損害内容が目に見える自動車事故と違って、サイバー攻撃による損害は目に見えません。
保険会社は自作自演の被害申告によって保険金をだまし取られることを防がないといけませんから、発生した損害が事実であり、金額も含めて正しいものであることを確かめようとします。
なので、被害を受けた金額が保険金として保険会社から支払われるのは、その金額を自社で支払った後に、その証拠を保険会社に提示し、保険会社側でその内容が損害額として認められた後になる。ということです。
実際、某企業では、損害の証拠となるデータを保険会社に提示し、保険会社側で精査するというやり取りに膨大な時間がかかり、被害が発生してから実に数年も経って、ようやく保険金が支払われることが決定したという事実があります。
損害賠償などを巡って裁判などになれば、当然、その分の時間もかかることになります。
🔍保険金が支払われるまでの体力が貴社にあるか?
資金に余裕がある大手企業ならともかく、資金繰りに余裕がない中小企業では、保険金が支払われるまでの間に発生する支払いに耐えきれないかもしれません。
また、保険会社に対して正確な証拠を提示するためには、その証拠を揃える人材も必要になります。
人手不足が叫ばれる中、自社の業務を実施しながら、保険会社に提出するためのデータを作成し、保険会社とやり取りするだけの時間を割くことができる人材が自社にいるでしょうか?
保険会社も商売なので、おおざっぱな証拠だけで保険金を支払ってくれるということはありません。

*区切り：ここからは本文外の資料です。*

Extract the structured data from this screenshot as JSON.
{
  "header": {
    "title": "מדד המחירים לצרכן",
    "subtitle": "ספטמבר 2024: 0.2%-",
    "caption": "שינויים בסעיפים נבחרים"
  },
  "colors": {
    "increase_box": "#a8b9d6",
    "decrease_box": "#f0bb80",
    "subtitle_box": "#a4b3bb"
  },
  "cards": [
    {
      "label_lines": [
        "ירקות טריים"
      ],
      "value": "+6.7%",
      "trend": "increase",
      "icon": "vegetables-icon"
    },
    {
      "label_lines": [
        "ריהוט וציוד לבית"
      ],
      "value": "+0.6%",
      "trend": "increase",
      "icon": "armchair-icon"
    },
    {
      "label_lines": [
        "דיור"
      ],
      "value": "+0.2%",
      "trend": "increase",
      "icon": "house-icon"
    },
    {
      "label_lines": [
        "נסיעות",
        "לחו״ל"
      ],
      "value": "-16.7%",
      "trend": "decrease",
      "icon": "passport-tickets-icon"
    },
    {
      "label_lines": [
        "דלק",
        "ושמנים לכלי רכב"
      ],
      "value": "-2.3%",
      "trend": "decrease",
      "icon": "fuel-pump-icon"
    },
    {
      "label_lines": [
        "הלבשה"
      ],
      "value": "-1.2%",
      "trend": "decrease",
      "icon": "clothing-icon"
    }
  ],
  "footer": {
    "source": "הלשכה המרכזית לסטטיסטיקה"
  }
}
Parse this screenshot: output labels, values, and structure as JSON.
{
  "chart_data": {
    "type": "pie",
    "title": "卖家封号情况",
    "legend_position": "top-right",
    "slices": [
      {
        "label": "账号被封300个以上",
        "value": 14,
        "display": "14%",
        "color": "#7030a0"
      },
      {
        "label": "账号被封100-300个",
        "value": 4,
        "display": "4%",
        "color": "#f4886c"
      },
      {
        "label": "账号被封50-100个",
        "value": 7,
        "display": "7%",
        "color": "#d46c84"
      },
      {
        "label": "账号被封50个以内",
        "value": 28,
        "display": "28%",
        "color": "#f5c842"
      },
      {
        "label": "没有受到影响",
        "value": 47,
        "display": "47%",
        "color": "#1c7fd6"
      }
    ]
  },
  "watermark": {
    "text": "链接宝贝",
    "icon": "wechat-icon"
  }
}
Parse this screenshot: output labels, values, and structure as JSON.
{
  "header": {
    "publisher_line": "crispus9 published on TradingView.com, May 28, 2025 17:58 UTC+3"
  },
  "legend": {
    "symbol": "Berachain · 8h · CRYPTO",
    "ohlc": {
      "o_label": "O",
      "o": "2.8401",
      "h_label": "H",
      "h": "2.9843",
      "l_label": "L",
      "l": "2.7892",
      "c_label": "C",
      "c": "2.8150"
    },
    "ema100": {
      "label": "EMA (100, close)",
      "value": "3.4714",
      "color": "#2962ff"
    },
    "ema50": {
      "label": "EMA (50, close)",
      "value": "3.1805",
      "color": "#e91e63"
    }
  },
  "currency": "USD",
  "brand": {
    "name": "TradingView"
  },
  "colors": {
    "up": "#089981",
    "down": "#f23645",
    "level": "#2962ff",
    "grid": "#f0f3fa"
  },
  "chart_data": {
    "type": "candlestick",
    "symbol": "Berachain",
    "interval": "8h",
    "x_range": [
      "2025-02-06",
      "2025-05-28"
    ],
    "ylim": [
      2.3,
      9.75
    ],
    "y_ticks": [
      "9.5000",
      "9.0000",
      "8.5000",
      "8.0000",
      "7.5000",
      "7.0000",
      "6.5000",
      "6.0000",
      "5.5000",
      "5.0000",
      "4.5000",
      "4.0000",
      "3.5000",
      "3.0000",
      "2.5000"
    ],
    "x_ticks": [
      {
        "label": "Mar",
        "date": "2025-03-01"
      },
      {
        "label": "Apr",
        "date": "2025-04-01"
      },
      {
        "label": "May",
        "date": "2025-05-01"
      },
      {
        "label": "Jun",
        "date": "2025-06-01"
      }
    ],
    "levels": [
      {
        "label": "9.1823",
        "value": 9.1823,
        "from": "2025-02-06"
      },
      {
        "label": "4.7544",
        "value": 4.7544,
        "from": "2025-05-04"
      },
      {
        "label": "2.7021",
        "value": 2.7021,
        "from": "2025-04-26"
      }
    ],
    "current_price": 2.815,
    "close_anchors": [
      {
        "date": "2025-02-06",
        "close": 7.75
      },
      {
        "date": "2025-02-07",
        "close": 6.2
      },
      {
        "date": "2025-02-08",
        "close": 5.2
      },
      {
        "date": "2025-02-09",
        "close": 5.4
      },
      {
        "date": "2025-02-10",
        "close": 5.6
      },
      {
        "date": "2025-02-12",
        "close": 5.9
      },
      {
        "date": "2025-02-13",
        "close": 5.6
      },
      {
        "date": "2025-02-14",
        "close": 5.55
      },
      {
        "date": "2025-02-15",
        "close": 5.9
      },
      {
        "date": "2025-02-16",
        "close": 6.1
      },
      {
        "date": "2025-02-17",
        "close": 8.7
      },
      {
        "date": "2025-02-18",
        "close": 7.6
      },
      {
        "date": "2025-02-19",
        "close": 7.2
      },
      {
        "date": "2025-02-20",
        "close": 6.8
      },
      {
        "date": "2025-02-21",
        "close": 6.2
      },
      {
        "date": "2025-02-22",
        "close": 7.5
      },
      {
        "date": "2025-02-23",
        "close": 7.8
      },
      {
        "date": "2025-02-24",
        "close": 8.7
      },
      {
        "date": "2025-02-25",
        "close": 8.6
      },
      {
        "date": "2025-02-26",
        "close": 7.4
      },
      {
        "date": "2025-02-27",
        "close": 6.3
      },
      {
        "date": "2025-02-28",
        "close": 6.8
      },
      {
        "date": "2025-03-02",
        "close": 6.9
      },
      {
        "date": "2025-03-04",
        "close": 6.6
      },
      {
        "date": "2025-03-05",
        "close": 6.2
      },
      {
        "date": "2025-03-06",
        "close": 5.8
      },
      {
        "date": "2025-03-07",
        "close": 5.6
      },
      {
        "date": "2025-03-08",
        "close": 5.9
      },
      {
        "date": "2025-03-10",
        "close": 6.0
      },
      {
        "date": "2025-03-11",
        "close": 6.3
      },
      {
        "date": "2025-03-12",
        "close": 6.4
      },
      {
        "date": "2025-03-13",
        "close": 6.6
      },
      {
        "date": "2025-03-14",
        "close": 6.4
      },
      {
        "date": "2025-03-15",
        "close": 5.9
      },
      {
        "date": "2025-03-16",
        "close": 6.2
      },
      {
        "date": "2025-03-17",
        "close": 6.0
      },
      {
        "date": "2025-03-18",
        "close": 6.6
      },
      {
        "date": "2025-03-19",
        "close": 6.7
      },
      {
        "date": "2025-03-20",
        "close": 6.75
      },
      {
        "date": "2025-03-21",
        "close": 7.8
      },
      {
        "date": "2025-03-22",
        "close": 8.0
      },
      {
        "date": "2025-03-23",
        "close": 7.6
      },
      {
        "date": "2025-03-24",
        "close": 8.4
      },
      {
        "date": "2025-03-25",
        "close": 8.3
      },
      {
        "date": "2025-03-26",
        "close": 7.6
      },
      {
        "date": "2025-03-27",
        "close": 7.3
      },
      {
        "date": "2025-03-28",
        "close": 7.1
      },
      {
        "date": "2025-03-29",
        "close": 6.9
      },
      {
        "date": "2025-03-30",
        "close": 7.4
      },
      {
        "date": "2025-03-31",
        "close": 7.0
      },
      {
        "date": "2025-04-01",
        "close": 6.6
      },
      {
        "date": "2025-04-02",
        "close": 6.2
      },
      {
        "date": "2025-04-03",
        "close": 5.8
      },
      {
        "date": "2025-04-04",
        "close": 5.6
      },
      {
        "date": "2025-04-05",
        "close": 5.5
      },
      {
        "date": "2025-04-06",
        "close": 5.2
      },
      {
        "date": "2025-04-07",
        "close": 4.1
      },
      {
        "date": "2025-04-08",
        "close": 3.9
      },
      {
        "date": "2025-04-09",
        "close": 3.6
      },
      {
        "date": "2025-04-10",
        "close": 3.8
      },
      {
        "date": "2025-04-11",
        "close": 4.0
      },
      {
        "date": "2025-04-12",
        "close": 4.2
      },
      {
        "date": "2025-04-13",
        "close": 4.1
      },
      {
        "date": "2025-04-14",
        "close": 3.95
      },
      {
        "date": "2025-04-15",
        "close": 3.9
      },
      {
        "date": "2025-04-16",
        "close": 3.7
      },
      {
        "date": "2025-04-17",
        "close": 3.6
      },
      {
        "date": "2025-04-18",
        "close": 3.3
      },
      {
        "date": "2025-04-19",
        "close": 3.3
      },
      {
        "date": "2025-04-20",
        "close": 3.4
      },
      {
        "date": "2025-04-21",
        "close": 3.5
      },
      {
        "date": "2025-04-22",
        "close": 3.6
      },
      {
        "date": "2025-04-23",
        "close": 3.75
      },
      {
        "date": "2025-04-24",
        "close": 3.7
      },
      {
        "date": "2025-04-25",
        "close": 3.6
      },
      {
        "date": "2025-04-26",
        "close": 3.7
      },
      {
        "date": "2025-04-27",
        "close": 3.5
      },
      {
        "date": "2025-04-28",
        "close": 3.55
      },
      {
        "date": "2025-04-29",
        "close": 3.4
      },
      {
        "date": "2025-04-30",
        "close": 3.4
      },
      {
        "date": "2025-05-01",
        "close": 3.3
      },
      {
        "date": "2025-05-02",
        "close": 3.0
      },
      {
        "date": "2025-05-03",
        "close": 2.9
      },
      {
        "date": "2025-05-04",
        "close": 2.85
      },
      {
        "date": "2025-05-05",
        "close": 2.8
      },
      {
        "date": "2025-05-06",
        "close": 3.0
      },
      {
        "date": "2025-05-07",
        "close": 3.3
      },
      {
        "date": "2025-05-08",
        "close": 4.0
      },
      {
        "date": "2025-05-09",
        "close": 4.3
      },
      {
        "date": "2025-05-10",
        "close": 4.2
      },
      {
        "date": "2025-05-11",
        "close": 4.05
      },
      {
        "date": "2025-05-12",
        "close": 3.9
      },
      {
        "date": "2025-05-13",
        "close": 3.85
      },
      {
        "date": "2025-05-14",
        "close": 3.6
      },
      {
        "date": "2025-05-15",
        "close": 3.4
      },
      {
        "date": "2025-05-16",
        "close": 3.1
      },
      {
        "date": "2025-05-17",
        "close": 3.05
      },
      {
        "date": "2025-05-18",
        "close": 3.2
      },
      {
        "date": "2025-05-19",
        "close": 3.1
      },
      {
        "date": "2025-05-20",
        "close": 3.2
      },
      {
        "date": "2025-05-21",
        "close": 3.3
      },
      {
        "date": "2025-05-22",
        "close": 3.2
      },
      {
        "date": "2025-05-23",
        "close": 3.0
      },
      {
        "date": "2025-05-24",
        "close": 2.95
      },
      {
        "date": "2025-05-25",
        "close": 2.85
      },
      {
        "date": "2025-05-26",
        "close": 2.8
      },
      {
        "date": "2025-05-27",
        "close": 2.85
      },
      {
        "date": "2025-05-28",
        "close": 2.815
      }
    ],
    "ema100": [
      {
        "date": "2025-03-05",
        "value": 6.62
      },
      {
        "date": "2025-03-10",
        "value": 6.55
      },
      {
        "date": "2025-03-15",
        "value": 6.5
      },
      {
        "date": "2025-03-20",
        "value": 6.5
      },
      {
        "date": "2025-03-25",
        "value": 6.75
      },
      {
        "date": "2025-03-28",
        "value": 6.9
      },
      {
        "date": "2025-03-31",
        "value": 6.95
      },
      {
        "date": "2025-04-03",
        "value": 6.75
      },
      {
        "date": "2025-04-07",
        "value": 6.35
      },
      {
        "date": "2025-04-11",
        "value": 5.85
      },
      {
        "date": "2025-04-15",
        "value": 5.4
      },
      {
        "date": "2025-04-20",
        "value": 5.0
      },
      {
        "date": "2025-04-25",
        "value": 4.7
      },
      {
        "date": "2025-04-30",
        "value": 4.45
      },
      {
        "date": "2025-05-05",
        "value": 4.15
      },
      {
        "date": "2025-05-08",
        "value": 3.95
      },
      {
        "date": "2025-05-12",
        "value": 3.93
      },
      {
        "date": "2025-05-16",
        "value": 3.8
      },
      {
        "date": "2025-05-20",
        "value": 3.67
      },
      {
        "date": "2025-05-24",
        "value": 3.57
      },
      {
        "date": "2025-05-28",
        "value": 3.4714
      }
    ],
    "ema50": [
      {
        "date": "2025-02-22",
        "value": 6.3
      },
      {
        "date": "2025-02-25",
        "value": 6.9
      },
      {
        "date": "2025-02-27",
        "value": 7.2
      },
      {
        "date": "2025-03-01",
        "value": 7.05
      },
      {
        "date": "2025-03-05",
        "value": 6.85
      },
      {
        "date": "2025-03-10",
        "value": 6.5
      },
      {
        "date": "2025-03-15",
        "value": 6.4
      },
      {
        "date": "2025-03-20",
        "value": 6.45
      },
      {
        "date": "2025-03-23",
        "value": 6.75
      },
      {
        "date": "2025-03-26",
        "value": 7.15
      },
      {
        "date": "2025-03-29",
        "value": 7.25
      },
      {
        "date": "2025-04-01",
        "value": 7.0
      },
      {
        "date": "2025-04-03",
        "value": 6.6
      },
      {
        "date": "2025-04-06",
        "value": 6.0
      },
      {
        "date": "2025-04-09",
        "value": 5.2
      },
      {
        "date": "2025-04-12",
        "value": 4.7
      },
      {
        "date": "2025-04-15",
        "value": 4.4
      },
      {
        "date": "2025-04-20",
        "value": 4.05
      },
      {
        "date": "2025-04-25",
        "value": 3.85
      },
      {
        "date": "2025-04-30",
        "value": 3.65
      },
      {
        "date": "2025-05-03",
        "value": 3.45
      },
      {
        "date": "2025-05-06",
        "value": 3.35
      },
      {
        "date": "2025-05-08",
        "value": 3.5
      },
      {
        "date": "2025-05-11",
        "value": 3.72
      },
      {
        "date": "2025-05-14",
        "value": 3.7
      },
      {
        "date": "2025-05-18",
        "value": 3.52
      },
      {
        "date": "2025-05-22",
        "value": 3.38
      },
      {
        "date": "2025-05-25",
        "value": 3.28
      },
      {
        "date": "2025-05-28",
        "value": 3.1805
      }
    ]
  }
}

この労力が割けない、また、正確な証拠が提示できないということから、保険金の申請を諦めざるを得ないということもありえるのです。
💸 すべての損害が保険でカバーされるとは限らない
さらに注意が必要なのは、保険の補償範囲です。
例えば次のような費用や損害は、保険ではカバーされないケースがあります。
サイバー保険を契約しておきさえすれば、何でも保険でカバーされるわけではありません。
- 失った顧客との信頼関係
- 自社ブランドの毀損
- 規定外のIT資産に対する損害
- 保険契約の免責額を下回る損害
つまり、保険で金銭的な穴埋めはできても、信用の穴埋めはできません。
🛡 保険は“最後の砦”、日頃の防御こそ最重要
サイバー保険は、あくまで最後の備えです。
それよりもまず重要なのは、
- 社員に対する標的型攻撃メール訓練
- システムの脆弱性管理
- 多要素認証の導入など、
日常的なセキュリティ対策を講じておくことです。
いざという時の損害は保険で戻ってくるのなら、セキュリティ対策に費用をかける必要なんて無いと考えるのは、中小企業にとっては非常に危険な考え方だということは、前述までの内容でご理解いただけるかと思います。
🚨 経営にとって“備え”とは何か
保険は「守りの道具」のひとつに過ぎません。
企業経営にとって本当に大切なのは、攻撃を受けないための努力を怠らないことです。
経営資源を「セキュリティ対策」ではなく「保険料」だけに投じていると、いざという時に「対応の遅れが命取り」になることを、ぜひ知っておいてください。
経営者は、”サイバー保険を契約しておけば安心”などと努々考えないことです。